Homes around the world support daily routine, shaped by local traditions and contemporary trends. They are places to celebrate, shelter, work and play, and need to be more than merely beautiful.
“In design, the principal ‘form follows function’ suggests that the shape of a building or object should be primarily based upon its intended purpose. So it’s so imperative that our homes are functional,” says Australian trend forecaster, Kim Chadwick.
And it’s more than just the layout of the house. “It incorporates the materials you use and the way in which you use them to create an intrinsic functioning home,” Kim adds. As well as affecting our movements and influencing our emotions, buildings respond to the demands of climate to keep us protected. Thus, utilising materials with good thermal mass, such as bricks, has many functional advantages.
BENEFITS OF BRICK
A stylish and durable material, bricks have a host of functional benefits.

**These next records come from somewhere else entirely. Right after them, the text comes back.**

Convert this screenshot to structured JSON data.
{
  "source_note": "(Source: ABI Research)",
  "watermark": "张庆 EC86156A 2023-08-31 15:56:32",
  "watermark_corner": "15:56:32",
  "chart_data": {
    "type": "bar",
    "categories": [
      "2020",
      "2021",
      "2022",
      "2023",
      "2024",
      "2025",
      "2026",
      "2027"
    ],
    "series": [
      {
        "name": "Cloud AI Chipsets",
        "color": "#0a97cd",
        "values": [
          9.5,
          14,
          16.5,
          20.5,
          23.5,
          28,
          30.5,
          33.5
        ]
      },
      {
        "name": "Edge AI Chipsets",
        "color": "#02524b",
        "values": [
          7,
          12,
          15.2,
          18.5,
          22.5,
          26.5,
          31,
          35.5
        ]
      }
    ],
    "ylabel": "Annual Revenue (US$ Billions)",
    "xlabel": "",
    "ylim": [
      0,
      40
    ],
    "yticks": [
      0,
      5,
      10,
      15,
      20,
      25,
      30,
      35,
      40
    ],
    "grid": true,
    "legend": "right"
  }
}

Fire Protection Bricks are fired at temperatures up to 1200 degrees Celsius, meaning they are a non-combustible material. Brick is an excellent choice to resist or confine fire.
Double Brick In a double brick dwelling, the two leaves of brick walls are separated by a cavity that reduces thermal transmission and prevents moisture being transferred directly from the outside wall face to the interior of the building.
Solid Bricks Solid brick walls deliver good load bearing capacity, along with substantial thermal mass to provide a unique combination of structural, thermal and aesthetic benefits.
Sound Insulation Brick walls provide excellent sound insulation. Due to their mass, they particularly help with low frequency noise.
FUNCTIONALITY: PAST & PRESENT
The history of functionality dates back to 15BCE from a philosophical perspective known as the Vitruvian classic goals of architecture. The three principles or goals, firmitas, utilitas and venustas, are conventionally translated to structural integrity, utility and beauty.
Today, architect and design writer Stephen Crafti believes we’re using materials in a smarter way. “Rather than having a brick wall hiding behind plaster and paint, people are stripping back the materials and utilising the rawness of brick. We are seeing kitchen splash backs in brick, and there is something lovely about touching an original wall,” he says.
“Sometimes it’s the simple things and the way simple materials are used in the maximum effect that inspires us in our homes.”